Older woman, clearing a garden bed, to younger woman loading a Chevy Tahoe with booster seats: "I told them, you ever try to pull that in front of me or the kids again, I'll throw you both down the stairs."

(Overheard by KK on Preble Street in South Portland)

Monday, April 28, 2014

Clap Your Hands if You Believe

Teenager, in a group of friends, falling suddenly to his knees and calling into a sewer grate: "Come to me! Come to me, fairies!"

(Overheard by DM near Tommy's Park)

Monday, April 21, 2014

Red Sox Fan

Loud airline passenger, as his plane began its descent over Citi Field, home of the New York Mets: “Wow! Look! Yankee Stadium! Cool!” And then more quietly, “I hate the fucking Yankees."

(Overheard by MP on a PWM to LGA flight)

Wednesday, April 16, 2014

An Observation

Beer-swilling Sea Dogs fan, every time the opposing team's pitcher threw the ball: "PITCHER HAS A BIG BUTT!"

(Overheard by JR at Hadlock Field)

Tuesday, April 15, 2014

Hirsute Derriere

Teenage boy, to friends: "Did you like that Snapchat of my hairy ass?"

Teenage girl: "I thought that was your arm! Asses get that hairy?"

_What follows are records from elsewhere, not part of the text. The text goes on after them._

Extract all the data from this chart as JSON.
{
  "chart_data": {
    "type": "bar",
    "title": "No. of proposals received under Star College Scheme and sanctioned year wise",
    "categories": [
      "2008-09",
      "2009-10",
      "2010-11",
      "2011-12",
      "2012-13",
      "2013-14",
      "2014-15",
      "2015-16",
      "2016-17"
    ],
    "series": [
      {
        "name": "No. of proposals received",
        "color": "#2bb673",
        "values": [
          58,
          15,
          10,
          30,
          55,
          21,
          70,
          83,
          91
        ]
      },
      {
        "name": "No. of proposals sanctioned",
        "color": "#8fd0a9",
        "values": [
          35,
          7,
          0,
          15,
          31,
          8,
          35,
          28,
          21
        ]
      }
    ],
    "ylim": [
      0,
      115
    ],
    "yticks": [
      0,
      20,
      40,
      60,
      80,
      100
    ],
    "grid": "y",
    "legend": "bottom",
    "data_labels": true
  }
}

(Overheard by CC on Clinton Street)

Monday, April 14, 2014

No, I Didn't

Smiling man with a hand-lettered cardboard sign reading: “Did you know Liberce (sic) was bald?”

(Seen by DC on Middle Street)

Thursday, April 03, 2014

Chim Chiminey Chim Chim Cheree

Older gruff man in work shirt to similarly dressed man: "I could make a killing in this town. Sweeping chimneys, man? I could make a killing."